Page MenuHomePhabricator

cloud misc database connection issues
Closed, DuplicatePublic

Description

During the past months, dbproxy1005 has been detecting db1009 as down -normally that means not being able to connect in 3 seconds 3 times in a row. We believe this could because of temporary overload by some application (99% possibilities it would be one owned by cloud).

Last time this happened was Fri 23 Feb 2018:

[20:38:35] <icinga-wm>	 PROBLEM - haproxy failover on dbproxy1005 is CRITICAL: CRITICAL check_failover servers up 2 down 1

but it has happened several times in the past, I think more frequently lately.

dbproxy1005 is not the problem here, it is not used yet to failover m5, but we would like to do it eventually; the problem is that it could be detecting micro-downtimes caused by overload. Being a misbehaving cloud application is not verified, but the working thesis right now.
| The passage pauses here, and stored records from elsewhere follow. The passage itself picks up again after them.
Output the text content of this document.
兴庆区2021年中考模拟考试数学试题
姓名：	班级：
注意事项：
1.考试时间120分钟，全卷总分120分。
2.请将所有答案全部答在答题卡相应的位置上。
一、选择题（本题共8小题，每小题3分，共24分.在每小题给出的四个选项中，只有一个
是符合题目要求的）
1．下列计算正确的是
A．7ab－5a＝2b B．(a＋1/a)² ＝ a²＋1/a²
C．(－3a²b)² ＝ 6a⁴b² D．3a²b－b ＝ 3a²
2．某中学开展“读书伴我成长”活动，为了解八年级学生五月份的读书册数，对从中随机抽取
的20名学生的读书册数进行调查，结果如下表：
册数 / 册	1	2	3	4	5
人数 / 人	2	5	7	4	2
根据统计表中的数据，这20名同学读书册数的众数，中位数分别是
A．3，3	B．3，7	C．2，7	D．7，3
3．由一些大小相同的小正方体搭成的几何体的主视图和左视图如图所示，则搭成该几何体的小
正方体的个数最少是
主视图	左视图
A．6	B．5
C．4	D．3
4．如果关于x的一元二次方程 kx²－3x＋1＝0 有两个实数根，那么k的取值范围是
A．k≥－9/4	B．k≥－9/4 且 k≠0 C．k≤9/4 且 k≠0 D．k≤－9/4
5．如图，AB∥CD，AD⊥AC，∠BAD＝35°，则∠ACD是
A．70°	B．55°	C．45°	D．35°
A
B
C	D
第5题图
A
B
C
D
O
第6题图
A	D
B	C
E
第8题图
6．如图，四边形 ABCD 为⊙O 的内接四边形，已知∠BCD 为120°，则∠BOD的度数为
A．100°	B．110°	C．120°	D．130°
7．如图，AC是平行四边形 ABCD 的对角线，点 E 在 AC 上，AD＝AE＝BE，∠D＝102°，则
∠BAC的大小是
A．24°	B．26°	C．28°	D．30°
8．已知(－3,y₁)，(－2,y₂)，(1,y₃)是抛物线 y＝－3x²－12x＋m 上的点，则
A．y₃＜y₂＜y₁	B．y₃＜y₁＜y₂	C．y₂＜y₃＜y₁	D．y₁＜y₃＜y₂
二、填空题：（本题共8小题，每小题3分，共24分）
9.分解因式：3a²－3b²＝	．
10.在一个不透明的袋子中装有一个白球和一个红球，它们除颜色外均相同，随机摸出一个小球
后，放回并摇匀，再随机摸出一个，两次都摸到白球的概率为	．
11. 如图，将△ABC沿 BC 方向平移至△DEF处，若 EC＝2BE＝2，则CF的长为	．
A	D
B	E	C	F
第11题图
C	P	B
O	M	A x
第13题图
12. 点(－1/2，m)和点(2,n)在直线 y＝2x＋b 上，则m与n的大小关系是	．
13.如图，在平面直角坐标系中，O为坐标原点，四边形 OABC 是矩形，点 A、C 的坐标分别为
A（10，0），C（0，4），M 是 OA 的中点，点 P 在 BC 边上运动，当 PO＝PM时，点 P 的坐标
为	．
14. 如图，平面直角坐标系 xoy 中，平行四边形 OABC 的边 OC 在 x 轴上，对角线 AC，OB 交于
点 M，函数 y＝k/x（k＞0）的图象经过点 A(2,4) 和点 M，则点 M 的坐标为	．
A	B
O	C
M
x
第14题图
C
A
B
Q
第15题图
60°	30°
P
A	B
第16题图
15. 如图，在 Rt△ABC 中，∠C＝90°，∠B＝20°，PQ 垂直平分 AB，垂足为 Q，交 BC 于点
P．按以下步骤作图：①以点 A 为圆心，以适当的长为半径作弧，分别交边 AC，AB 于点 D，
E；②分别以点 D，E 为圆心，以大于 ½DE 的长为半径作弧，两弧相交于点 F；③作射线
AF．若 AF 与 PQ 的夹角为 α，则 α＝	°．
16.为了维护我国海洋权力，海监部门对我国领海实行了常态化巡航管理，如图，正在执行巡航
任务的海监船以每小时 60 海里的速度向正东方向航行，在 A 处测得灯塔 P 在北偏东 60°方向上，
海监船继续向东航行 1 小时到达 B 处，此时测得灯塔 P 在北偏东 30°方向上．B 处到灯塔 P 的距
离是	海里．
In addition to this events, after the latest grant changes, the number of aborted connections has increased greatly:

https://grafana.wikimedia.org/dashboard/db/mysql?orgId=1&var-dc=eqiad%20prometheus%2Fops&var-server=db1009&var-port=9104&panelId=10&fullscreen&from=1518965801427&to=1519570601428

Please help us researching what was the long running and the new issue with mysql connections. This would be a blocker for T188029

Event Timeline

jcrespo created this task.Feb 25 2018, 3:08 PM
Restricted Application added a subscriber: Aklapper. · View Herald TranscriptFeb 25 2018, 3:08 PM

This happened again yesterday- and it is a blocker for high availability for all services on s5- and could me signs of a worse future outage.

When I zoom out on that graph, it looks to me like this problem was happening back in early December, then stopped happening around the 15th, then started happening again on the 22nd of February. Do you agree?

If we're lucky, that extra datapoint should help narrow things down.

Is there any way to know what service is producing all those aborted clients?

There are metrics in mysql (performance_schema.*, information_scheam, and sys.*) and prometheus- I just need to take the time to look at them. I was hoping there was some application failing clearly to see why, easily.

Note the connection failures are not as worrying as the proxy thinking s5-master is down, check IRC logs for the last time.

[2018-02-26 15:20:02] <icinga-wm> PROBLEM - haproxy failover on dbproxy1005 is CRITICAL: CRITICAL check_failover servers up 2 down 1

That could well correspond to when I was doing a massive import of labswiki into m5. That doesn't really account for the other times this happened though.

bd808 added a subscriber: bd808.Feb 27 2018, 3:51 PM